Sharps and Flats: Soundtrack to "The Saint"

Published July 2, 1997 7:00PM (EDT)

don't let the few geezers thrown in for good measure fool you -- this record is a bald attempt not only to promote a movie, but to hard-sell electronica. Just when you thought you'd heard enough about the next big thing, right? Still, we all know nothing's truly big until Hollywood gets hold of it and swings it by the tail till it's dead. Of course, the key in these post-Nirvana times is to separate the hype from the hope. And you just gotta love some of the offerings on this exception that proves the rule, the one that says soundtracks are generally as unremarkable as the movies they cross-market.

Orbital's "The Saint Theme" alone is worth the price of admission and the CD combined. Phil and Paul Hartnoll have the chops and the record collection for all the crunch-rock cred of their overexposed peers, the Chemical Brothers. Despite the fact that they're sounding cleaner than Walter ("Switched On Bach") Carlos these days, Orbital's instinct for chest-palpitating power is straight out of the dictionary's entry for "hard-core punk." If Orbital's not a big enough brand name for you, fear not; the Chems themselves are here too, weighing in (somewhat predictably) with their now-seminal crossover hit "Setting Sun." Moby, Fluke and Underworld insure that the balance of this disk is given over to the millennial delights of edgy electronica.

Then there are the geezers sneaking into the rave, looking kinda funny in the rented duds.
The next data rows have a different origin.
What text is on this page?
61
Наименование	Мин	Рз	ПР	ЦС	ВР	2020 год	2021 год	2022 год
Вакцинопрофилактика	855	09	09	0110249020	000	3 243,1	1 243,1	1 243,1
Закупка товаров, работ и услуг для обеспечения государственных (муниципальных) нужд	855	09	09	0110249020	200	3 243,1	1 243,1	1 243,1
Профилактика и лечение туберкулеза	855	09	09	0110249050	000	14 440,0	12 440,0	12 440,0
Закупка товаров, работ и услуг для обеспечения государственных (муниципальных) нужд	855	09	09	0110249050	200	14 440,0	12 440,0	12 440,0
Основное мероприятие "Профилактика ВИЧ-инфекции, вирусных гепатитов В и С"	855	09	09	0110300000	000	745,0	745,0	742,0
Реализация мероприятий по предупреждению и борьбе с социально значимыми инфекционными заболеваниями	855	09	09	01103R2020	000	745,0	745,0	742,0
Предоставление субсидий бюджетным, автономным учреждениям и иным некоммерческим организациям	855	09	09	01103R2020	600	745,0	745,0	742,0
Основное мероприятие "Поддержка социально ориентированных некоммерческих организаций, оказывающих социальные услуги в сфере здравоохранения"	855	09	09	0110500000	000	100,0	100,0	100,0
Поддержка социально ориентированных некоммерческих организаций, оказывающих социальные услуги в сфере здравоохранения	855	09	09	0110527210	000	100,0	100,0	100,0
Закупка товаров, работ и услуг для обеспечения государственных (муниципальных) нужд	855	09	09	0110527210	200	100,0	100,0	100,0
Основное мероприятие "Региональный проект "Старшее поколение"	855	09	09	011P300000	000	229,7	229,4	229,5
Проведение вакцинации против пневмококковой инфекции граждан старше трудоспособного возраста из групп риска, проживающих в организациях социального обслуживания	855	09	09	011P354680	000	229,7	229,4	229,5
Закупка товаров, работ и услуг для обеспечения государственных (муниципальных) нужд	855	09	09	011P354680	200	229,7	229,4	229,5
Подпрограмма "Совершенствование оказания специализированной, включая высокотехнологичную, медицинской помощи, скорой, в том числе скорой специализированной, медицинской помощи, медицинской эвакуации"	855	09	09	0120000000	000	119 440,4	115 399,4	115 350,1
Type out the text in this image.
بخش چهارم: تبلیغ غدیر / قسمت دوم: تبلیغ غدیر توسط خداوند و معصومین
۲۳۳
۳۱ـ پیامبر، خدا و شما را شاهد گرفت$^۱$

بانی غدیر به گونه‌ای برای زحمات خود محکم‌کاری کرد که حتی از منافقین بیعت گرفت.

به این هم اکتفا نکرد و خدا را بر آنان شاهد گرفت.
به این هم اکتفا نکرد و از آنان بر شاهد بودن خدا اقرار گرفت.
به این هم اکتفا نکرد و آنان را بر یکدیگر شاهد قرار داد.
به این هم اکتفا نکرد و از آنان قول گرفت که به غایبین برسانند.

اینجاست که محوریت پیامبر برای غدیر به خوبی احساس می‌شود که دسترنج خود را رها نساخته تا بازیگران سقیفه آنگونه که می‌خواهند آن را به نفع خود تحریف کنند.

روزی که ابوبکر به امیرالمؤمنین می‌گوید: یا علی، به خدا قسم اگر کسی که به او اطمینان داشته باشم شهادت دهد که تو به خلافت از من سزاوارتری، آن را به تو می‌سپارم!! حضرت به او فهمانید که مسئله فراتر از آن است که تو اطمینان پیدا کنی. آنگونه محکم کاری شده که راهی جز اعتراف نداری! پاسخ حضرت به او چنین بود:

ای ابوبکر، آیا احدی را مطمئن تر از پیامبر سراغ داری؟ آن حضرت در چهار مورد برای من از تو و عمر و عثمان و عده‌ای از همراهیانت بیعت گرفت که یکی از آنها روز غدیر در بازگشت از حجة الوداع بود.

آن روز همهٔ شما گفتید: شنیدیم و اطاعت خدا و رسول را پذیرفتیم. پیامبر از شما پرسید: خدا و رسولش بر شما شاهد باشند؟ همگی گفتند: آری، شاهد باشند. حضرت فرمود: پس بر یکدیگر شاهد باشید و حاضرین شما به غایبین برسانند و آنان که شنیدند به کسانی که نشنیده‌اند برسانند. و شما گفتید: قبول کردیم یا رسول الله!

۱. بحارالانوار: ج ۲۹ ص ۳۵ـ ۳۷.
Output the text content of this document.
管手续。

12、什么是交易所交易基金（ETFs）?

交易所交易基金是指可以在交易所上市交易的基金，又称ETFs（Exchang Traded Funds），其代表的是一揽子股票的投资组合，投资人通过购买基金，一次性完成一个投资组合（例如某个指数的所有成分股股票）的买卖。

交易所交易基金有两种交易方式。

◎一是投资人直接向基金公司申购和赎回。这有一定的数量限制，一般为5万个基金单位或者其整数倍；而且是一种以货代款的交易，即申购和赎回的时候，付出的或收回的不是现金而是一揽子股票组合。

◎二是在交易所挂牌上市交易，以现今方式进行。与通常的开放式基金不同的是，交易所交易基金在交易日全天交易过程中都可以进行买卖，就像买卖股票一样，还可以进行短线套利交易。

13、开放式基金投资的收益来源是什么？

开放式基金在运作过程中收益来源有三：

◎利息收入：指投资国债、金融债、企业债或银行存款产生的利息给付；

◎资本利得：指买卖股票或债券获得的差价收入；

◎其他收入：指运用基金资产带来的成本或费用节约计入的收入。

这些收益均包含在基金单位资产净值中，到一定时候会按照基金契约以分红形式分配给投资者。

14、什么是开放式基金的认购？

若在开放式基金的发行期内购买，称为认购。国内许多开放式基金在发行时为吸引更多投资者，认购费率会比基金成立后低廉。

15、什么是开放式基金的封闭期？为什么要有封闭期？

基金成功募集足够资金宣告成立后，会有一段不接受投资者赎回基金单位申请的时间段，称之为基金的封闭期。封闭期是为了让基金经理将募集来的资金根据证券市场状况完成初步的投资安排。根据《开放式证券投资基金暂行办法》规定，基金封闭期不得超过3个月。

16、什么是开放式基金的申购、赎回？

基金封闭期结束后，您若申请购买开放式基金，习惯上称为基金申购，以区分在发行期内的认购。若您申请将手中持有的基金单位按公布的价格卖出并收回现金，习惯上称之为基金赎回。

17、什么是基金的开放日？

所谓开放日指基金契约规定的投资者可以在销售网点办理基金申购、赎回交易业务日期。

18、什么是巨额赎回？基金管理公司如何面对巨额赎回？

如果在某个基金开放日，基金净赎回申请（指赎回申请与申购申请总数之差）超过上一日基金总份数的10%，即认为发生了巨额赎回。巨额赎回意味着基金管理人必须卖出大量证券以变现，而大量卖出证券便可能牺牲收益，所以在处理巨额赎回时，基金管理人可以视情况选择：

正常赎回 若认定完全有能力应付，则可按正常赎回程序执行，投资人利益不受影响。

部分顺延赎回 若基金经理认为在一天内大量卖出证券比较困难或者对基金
Duran Duran makes an underwhelming return with "Out of My Mind" and David Bowie tosses off his version of a different movie altogether, "Dead Man Walking." Add a couple negligible gestures by second-string bands (Everything But the Girl, Luscious Jackson) and weak cuts by otherwise promising new acts (Daft Punk, Sneaker Pimps) and you realize there's only so much super-sexy electronica to go around. The real question is why it's taken so long, in a world where artificial flavors and cybersex are undoubtedly better than the real thing, to synthesize the fist-pumping, ass-shaking power of rock 'n' roll in such a limited run? Anyway, here's proof of the concept, if you insist on such formalities.


By Hans Eisenbeis

Hans Eisenbeis is the editor of Request Line magazine.